SOLVED
Let $A=\{n_1<n_2<\cdots\}\subset \mathbb{N}$ be a lacunary sequence (so there exists some $\epsilon>0$ with $n_{k+1}\geq (1+\epsilon)n_k$ for all $k$). Must there exist an irrational $\theta$ such that
\[\{ \|\theta n_k\| : k\geq 1\}\]
is not dense in $[0,1]$ (where $\| x\|$ is the distance to the nearest integer)?

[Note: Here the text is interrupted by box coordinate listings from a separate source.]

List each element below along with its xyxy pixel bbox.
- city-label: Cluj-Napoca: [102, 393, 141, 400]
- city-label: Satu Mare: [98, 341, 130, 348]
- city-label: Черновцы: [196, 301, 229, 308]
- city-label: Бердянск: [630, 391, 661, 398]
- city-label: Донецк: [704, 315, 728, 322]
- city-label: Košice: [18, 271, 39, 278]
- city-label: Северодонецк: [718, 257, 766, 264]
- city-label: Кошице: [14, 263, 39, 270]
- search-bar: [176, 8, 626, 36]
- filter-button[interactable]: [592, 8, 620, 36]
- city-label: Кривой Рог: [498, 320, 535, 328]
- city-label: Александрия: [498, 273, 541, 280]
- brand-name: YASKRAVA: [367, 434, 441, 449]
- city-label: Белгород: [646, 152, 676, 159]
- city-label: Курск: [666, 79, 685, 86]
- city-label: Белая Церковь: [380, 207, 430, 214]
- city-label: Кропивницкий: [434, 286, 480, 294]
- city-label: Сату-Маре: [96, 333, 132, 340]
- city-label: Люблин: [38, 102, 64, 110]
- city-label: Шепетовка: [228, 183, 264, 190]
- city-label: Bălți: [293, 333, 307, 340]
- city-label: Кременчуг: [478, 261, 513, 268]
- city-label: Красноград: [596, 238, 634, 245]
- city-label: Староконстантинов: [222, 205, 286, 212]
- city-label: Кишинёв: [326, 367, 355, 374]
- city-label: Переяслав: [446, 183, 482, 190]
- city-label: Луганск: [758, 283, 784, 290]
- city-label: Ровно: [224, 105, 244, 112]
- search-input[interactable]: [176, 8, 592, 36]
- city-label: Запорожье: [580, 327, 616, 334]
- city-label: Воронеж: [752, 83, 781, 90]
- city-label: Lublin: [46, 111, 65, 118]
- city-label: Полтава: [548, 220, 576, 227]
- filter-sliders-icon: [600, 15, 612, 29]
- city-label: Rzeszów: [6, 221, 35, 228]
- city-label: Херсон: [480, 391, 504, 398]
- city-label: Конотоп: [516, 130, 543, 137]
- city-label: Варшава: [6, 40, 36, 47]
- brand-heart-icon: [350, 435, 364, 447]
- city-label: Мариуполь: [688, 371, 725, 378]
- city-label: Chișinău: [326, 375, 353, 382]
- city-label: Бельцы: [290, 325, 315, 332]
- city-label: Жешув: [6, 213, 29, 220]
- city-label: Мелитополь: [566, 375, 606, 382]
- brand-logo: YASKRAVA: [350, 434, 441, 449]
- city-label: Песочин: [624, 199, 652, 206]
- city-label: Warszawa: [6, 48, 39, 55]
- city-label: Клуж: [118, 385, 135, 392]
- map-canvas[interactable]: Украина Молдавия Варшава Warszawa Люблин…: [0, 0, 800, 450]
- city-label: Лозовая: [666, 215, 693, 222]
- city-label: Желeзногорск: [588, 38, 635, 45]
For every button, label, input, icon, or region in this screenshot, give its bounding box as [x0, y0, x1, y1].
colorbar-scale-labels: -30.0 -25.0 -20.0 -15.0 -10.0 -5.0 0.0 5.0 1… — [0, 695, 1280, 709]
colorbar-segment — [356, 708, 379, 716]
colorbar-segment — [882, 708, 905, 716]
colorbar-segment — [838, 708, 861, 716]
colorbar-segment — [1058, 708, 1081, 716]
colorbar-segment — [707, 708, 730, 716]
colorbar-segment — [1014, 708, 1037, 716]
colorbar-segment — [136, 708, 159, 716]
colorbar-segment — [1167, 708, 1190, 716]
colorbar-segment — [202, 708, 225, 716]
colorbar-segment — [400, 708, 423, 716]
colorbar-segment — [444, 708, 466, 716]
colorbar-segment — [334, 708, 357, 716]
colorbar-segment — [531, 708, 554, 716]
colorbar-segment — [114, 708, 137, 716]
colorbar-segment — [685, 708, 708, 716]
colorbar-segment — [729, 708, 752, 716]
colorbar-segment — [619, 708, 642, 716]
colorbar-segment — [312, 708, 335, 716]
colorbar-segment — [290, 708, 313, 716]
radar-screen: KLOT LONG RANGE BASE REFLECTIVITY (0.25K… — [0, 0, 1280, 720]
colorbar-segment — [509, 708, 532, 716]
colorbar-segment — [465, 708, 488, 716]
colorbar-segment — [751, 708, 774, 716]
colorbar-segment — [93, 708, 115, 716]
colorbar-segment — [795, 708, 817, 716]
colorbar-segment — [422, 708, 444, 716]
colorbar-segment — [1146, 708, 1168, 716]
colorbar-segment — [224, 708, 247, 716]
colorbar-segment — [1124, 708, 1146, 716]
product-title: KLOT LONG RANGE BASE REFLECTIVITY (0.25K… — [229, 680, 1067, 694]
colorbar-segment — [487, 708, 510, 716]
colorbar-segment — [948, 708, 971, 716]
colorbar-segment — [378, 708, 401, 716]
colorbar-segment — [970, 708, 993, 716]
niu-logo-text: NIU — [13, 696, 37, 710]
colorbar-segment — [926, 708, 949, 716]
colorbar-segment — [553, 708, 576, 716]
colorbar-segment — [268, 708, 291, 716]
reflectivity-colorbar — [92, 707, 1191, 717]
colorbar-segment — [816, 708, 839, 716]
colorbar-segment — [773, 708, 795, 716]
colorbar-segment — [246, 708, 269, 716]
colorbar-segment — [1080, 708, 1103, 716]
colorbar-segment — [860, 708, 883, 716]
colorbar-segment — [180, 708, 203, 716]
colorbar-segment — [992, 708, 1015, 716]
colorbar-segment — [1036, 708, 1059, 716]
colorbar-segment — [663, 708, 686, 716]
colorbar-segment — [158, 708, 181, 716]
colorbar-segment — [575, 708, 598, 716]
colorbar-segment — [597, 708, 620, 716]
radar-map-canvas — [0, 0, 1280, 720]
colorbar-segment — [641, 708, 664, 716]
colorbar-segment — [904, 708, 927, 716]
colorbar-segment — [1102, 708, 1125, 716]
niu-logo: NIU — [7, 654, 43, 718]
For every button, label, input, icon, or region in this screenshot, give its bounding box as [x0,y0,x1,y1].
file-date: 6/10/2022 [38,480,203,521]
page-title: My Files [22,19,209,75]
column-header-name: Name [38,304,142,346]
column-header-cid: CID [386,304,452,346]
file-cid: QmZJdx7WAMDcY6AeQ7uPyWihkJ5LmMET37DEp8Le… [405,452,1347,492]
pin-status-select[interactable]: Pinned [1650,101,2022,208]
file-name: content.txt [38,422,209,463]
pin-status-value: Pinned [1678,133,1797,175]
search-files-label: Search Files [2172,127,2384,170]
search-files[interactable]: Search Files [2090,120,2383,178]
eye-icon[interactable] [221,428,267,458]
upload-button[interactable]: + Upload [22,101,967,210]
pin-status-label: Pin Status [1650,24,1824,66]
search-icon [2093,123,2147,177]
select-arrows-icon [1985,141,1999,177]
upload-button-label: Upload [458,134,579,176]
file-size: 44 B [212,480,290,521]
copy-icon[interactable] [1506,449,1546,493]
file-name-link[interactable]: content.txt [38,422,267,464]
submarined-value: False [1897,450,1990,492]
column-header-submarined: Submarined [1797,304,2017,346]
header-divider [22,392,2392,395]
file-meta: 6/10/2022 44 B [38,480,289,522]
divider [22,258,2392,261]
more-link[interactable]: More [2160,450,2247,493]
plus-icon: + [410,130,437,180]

Solved independently by de Mathan
[dM80] and Pollington
[Po79b], who showed that, given any such $A$, there exists such a $\theta$, with
\[\inf_{k\geq 1}\| \theta n_k\| \gg \frac{\epsilon^4}{\log(1/\epsilon)}.\]
This bound was improved by Katznelson
[Ka01], Akhunzhanov and Moshchevitin
[AkMo04], and Dubickas
[Du06], before Peres and Schlag
[PeSc10] improved it to
\[\inf_{k\geq 1}\| \theta n_k\| \gg \frac{\epsilon}{\log(1/\epsilon)},\]
and note that the best bound possible here would be $\gg \epsilon$.
This problem has consequences for [894].